SPEED TRIALS—BILL JOHNSON whizzed off on a streamlined motorcycle, designed by the chief mechanic on the X-15 rocket-plane project, across the Bonneville Salt Flats on a record-breaking two-way run of 230.069 mph. The 38-year-old truck driver from Garden Grove, Calif. broke the old mark of 214.87 mph set in 1956. Another record attempt saw Akron's Art Arfons zoom his jet-powered Green Monster through the intricate timing devices, which rent at $1,500 per day, only to have it sputter to a halting stop halfway into the measured mile—out of gas.
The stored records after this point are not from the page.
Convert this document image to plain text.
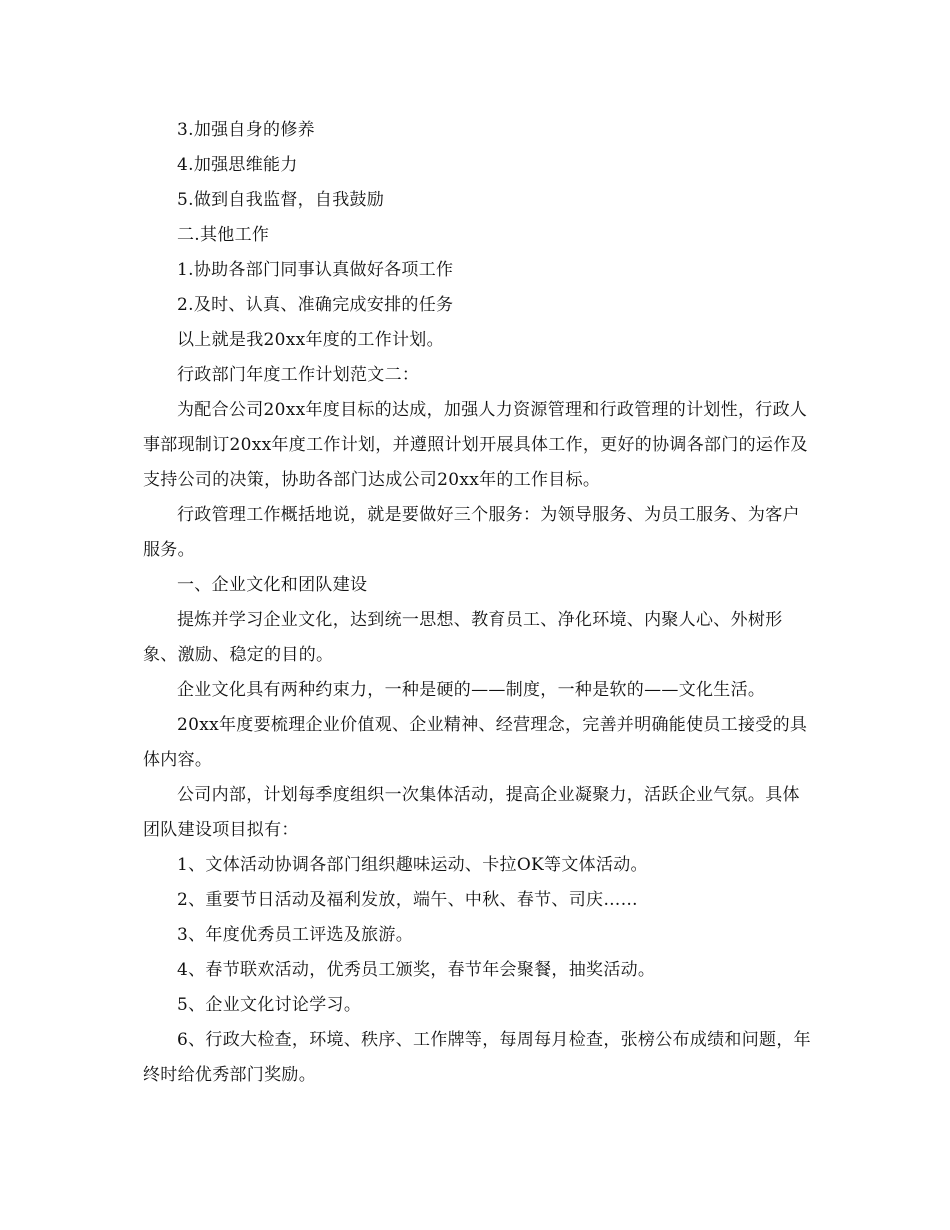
3.加强自身的修养

4.加强思维能力

5.做到自我监督，自我鼓励

二.其他工作

1.协助各部门同事认真做好各项工作

2.及时、认真、准确完成安排的任务

以上就是我20xx年度的工作计划。

行政部门年度工作计划范文二：

为配合公司20xx年度目标的达成，加强人力资源管理和行政管理的计划性，行政人事部现制订20xx年度工作计划，并遵照计划开展具体工作，更好的协调各部门的运作及支持公司的决策，协助各部门达成公司20xx年的工作目标。

行政管理工作概括地说，就是要做好三个服务：为领导服务、为员工服务、为客户服务。

一、企业文化和团队建设

提炼并学习企业文化，达到统一思想、教育员工、净化环境、内聚人心、外树形象、激励、稳定的目的。

企业文化具有两种约束力，一种是硬的——制度，一种是软的——文化生活。

20xx年度要梳理企业价值观、企业精神、经营理念，完善并明确能使员工接受的具体内容。

公司内部，计划每季度组织一次集体活动，提高企业凝聚力，活跃企业气氛。具体团队建设项目拟有：

1、文体活动协调各部门组织趣味运动、卡拉OK等文体活动。

2、重要节日活动及福利发放，端午、中秋、春节、司庆……

3、年度优秀员工评选及旅游。

4、春节联欢活动，优秀员工颁奖，春节年会聚餐，抽奖活动。

5、企业文化讨论学习。

6、行政大检查，环境、秩序、工作牌等，每周每月检查，张榜公布成绩和问题，年终时给优秀部门奖励。
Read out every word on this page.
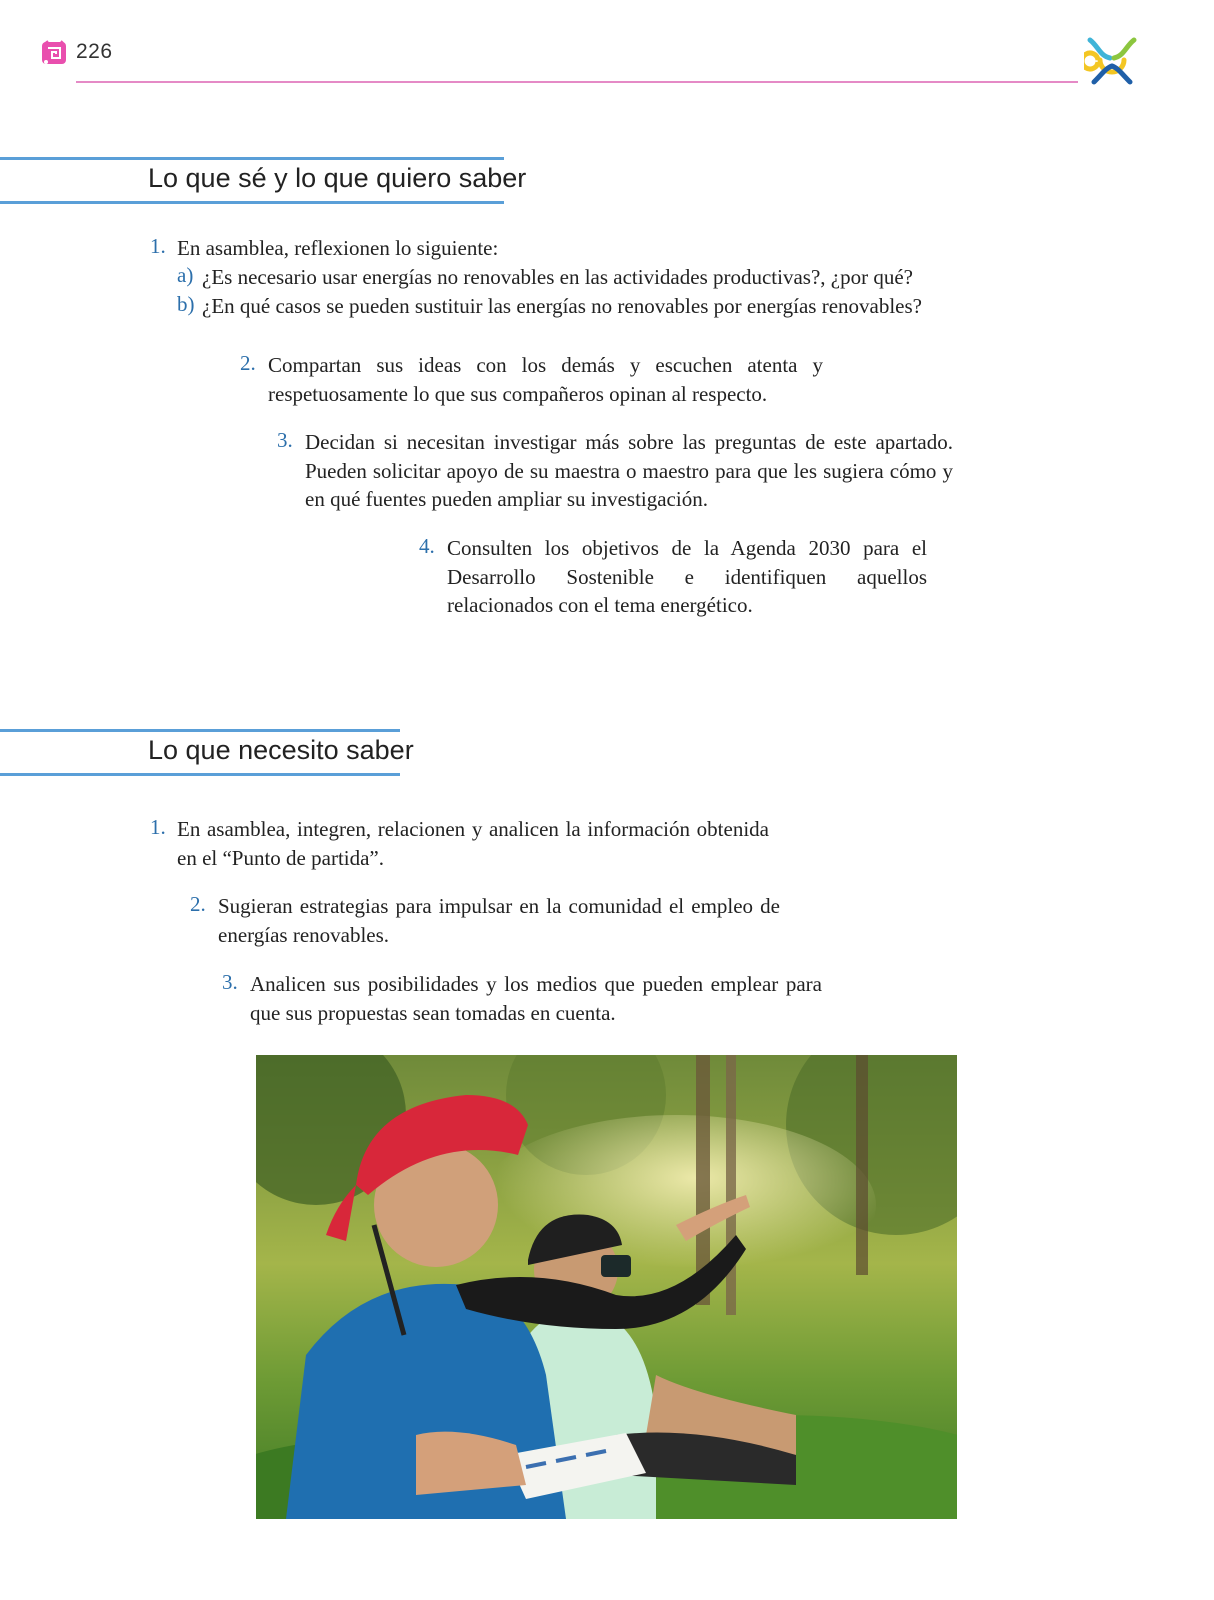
226
Lo que sé y lo que quiero saber
1. En asamblea, reflexionen lo siguiente:
a) ¿Es necesario usar energías no renovables en las actividades productivas?, ¿por qué?
b) ¿En qué casos se pueden sustituir las energías no renovables por energías renovables?
2. Compartan sus ideas con los demás y escuchen atenta y respetuosamente lo que sus compañeros opinan al respecto.
3. Decidan si necesitan investigar más sobre las preguntas de este apartado. Pueden solicitar apoyo de su maestra o maestro para que les sugiera cómo y en qué fuentes pueden ampliar su investigación.
4. Consulten los objetivos de la Agenda 2030 para el Desarrollo Sostenible e identifiquen aquellos relacionados con el tema energético.
Lo que necesito saber
1. En asamblea, integren, relacionen y analicen la información obtenida en el “Punto de partida”.
2. Sugieran estrategias para impulsar en la comunidad el empleo de energías renovables.
3. Analicen sus posibilidades y los medios que pueden emplear para que sus propuestas sean tomadas en cuenta.
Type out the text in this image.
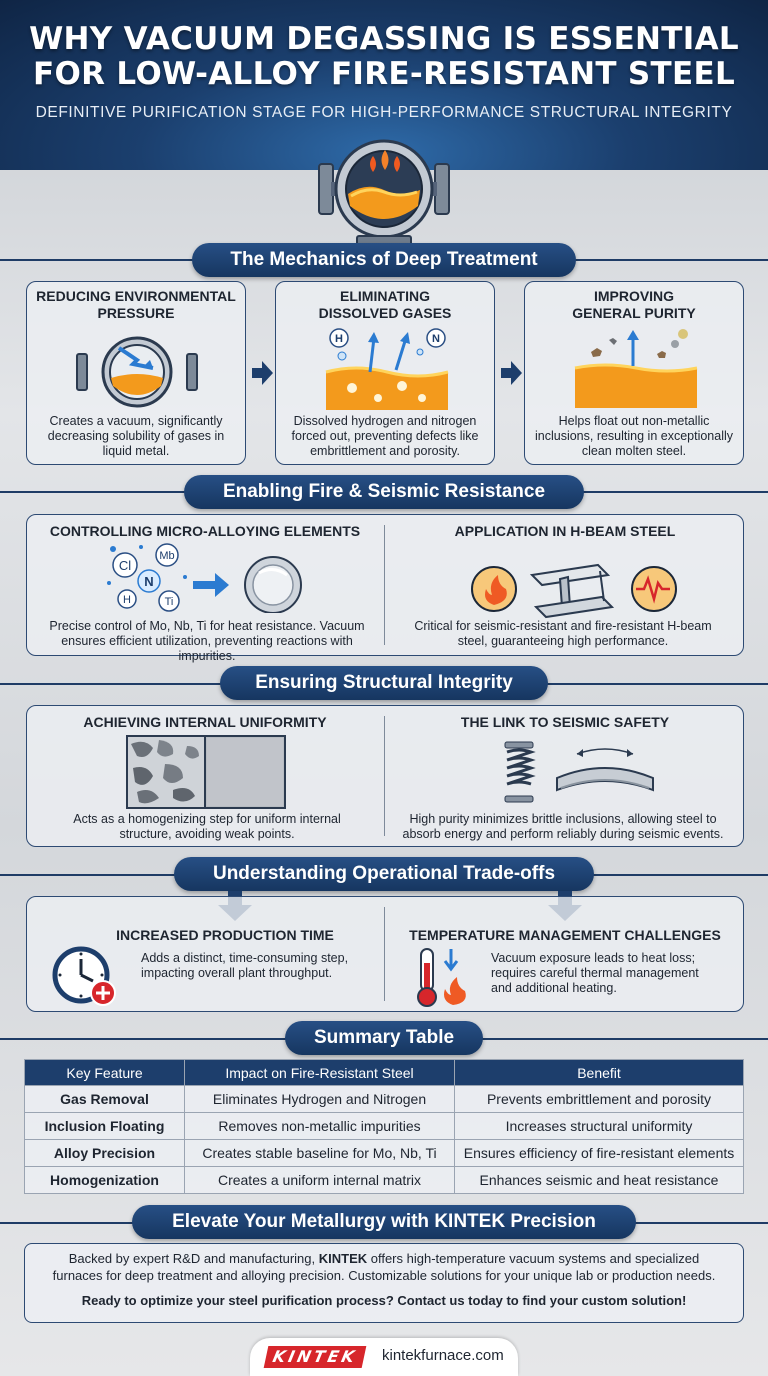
WHY VACUUM DEGASSING IS ESSENTIAL
FOR LOW-ALLOY FIRE-RESISTANT STEEL
DEFINITIVE PURIFICATION STAGE FOR HIGH-PERFORMANCE STRUCTURAL INTEGRITY
The Mechanics of Deep Treatment
REDUCING ENVIRONMENTAL
PRESSURE
Creates a vacuum, significantly
decreasing solubility of gases in
liquid metal.
ELIMINATING
DISSOLVED GASES
H	N
Dissolved hydrogen and nitrogen
forced out, preventing defects like
embrittlement and porosity.
IMPROVING
GENERAL PURITY
Helps float out non-metallic
inclusions, resulting in exceptionally
clean molten steel.
Enabling Fire & Seismic Resistance
CONTROLLING MICRO-ALLOYING ELEMENTS
Cl
Mb
N
H	Ti
Precise control of Mo, Nb, Ti for heat resistance. Vacuum
ensures efficient utilization, preventing reactions with impurities.
APPLICATION IN H-BEAM STEEL
Critical for seismic-resistant and fire-resistant H-beam
steel, guaranteeing high performance.
Ensuring Structural Integrity
ACHIEVING INTERNAL UNIFORMITY
Acts as a homogenizing step for uniform internal
structure, avoiding weak points.
THE LINK TO SEISMIC SAFETY
High purity minimizes brittle inclusions, allowing steel to
absorb energy and perform reliably during seismic events.
Understanding Operational Trade-offs
INCREASED PRODUCTION TIME
Adds a distinct, time-consuming step,
impacting overall plant throughput.
TEMPERATURE MANAGEMENT CHALLENGES
Vacuum exposure leads to heat loss;
requires careful thermal management
and additional heating.
Summary Table
Key Feature	Impact on Fire-Resistant Steel	Benefit
Gas Removal	Eliminates Hydrogen and Nitrogen	Prevents embrittlement and porosity
Inclusion Floating	Removes non-metallic impurities	Increases structural uniformity
Alloy Precision	Creates stable baseline for Mo, Nb, Ti	Ensures efficiency of fire-resistant elements
Homogenization	Creates a uniform internal matrix	Enhances seismic and heat resistance
Elevate Your Metallurgy with KINTEK Precision

Backed by expert R&D and manufacturing, KINTEK offers high-temperature vacuum systems and specialized
furnaces for deep treatment and alloying precision. Customizable solutions for your unique lab or production needs.

Ready to optimize your steel purification process? Contact us today to find your custom solution!

KINTEK	kintekfurnace.com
TENNIS—RAFAEL OSUNA AND ANTONIO PALAFOX proved they are as good on American grass as they are on Mexican clay, beating Chuck McKinley and Dennis Ralston 6-4, 10-12, 1-6, 9-7, 6-3 for the U.S. doubles title on the Longwood courts in Brookline, Mass. The tournament was marked by a few upsets. Rod Laver and Fred Stolle, the powerful Australian combination, were ousted by the unseeded South African team of Cliff Drysdale and Gordon Forbes. Impressive pairings like Margaret du Pont and Margaret Varner, and Margaret Smith and Justina Bricka, also lost. But Darlene Hard and Maria Bueno held on tightly, and in the finals beat Karen Hantze Susman and Billie Jean Moffitt 4-6, 6-3, 6-2 for the women's title.
TRACK & FIELD—JIM BEATTY ran his second record-breaking mile within a week in Helsinki (see page 50). Again pushed by Los Angeles teammate Jim Grelle, Beatty lowered the best American time for the mile to 3:56.3. It was .2 of a second faster than his London performance four days earlier. Then, moving over to Turku, Finland, Beatty paced himself through the fastest 5,000 meters ever run by an American. Cutting through a cold drizzle, he was clocked at 13:45, which was 4.6 seconds faster than the pending record of Max Truex.
MILEPOSTS—DIED: WILLIAM ATKIN, 79, yacht designer, yachting writer and first elected member of the Cruising Club of America; in Stamford, Conn. He advocated simple lines and scorned the "cream puff" look of modern boats. He produced 700 designs, ranging from the small pram that was the prototype of the millions now afloat to August Heckscher's elaborate 108-foot commuter cruiser.